11

Il était vingt heures passées lorsque Kaoru quitta l’agence métropolitaine de police au volant de sa voiture pour raccompagner Hiromi Wakayama chez elle. L’interrogatoire de la jeune femme avait duré presque deux heures, c’est-à-dire beaucoup moins longtemps que ce qu’avait dû prévoir Mamiya.

S’il avait été écourté, c’était avant tout à cause de l’appel de l’épouse de la victime. Selon elle, son mari lui avait ordonné de n’utiliser que de l’eau en bouteille pour préparer le café. Si elle disait la vérité, Hiromi Wakayama n’était pas la seule personne susceptible d’y avoir introduit du poison, car cela pouvait être fait à l’avance.

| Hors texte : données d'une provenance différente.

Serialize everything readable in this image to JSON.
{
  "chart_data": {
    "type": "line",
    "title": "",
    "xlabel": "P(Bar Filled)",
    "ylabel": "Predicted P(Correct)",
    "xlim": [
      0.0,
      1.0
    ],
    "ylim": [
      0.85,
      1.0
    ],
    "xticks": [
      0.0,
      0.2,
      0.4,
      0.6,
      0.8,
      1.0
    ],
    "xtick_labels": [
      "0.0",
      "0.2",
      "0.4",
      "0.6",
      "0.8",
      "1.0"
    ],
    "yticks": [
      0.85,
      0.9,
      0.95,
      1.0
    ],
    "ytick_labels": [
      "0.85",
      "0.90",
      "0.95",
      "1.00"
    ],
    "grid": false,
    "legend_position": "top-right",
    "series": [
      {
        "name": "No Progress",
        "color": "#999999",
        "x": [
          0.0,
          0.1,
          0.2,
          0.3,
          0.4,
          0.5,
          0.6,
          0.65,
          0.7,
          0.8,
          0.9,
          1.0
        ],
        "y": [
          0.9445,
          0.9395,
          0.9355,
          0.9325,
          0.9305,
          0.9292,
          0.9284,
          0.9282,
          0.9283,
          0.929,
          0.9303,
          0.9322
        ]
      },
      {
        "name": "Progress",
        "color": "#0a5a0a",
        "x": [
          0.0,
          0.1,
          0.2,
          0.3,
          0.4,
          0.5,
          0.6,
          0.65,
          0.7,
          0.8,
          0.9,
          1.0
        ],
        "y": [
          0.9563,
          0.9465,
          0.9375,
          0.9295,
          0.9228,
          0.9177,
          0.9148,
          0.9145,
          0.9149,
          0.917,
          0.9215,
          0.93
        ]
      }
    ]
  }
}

Mamiya n’avait apparemment pas réussi à trouver une manière efficace d’attaquer la jeune femme qui affirmait en pleurant qu’elle n’était pas responsable, et c’est à regret qu’il avait accepté de la laisser repartir, comme le lui avait suggéré Kaoru Utsumi.

Assise à côté de la jeune inspectrice, elle gardait obstinément le silence. Kaoru n’avait aucun mal à imaginer qu’elle était nerveusement épuisée. Elle avait vu des hommes s’effondrer après un interrogatoire mené par un policier expérimenté. Il faudrait sans doute quelques heures à la jeune femme pour se remettre de ses émotions. Elle ne manquerait pas de lui adresser la parole si elle se sentait mieux. Mais maintenant qu’elle savait que la police la considérait comme faisant partie des suspects, elle n’avait aucune raison d’avoir des sentiments amicaux pour l’inspectrice qui la ramenait chez elle.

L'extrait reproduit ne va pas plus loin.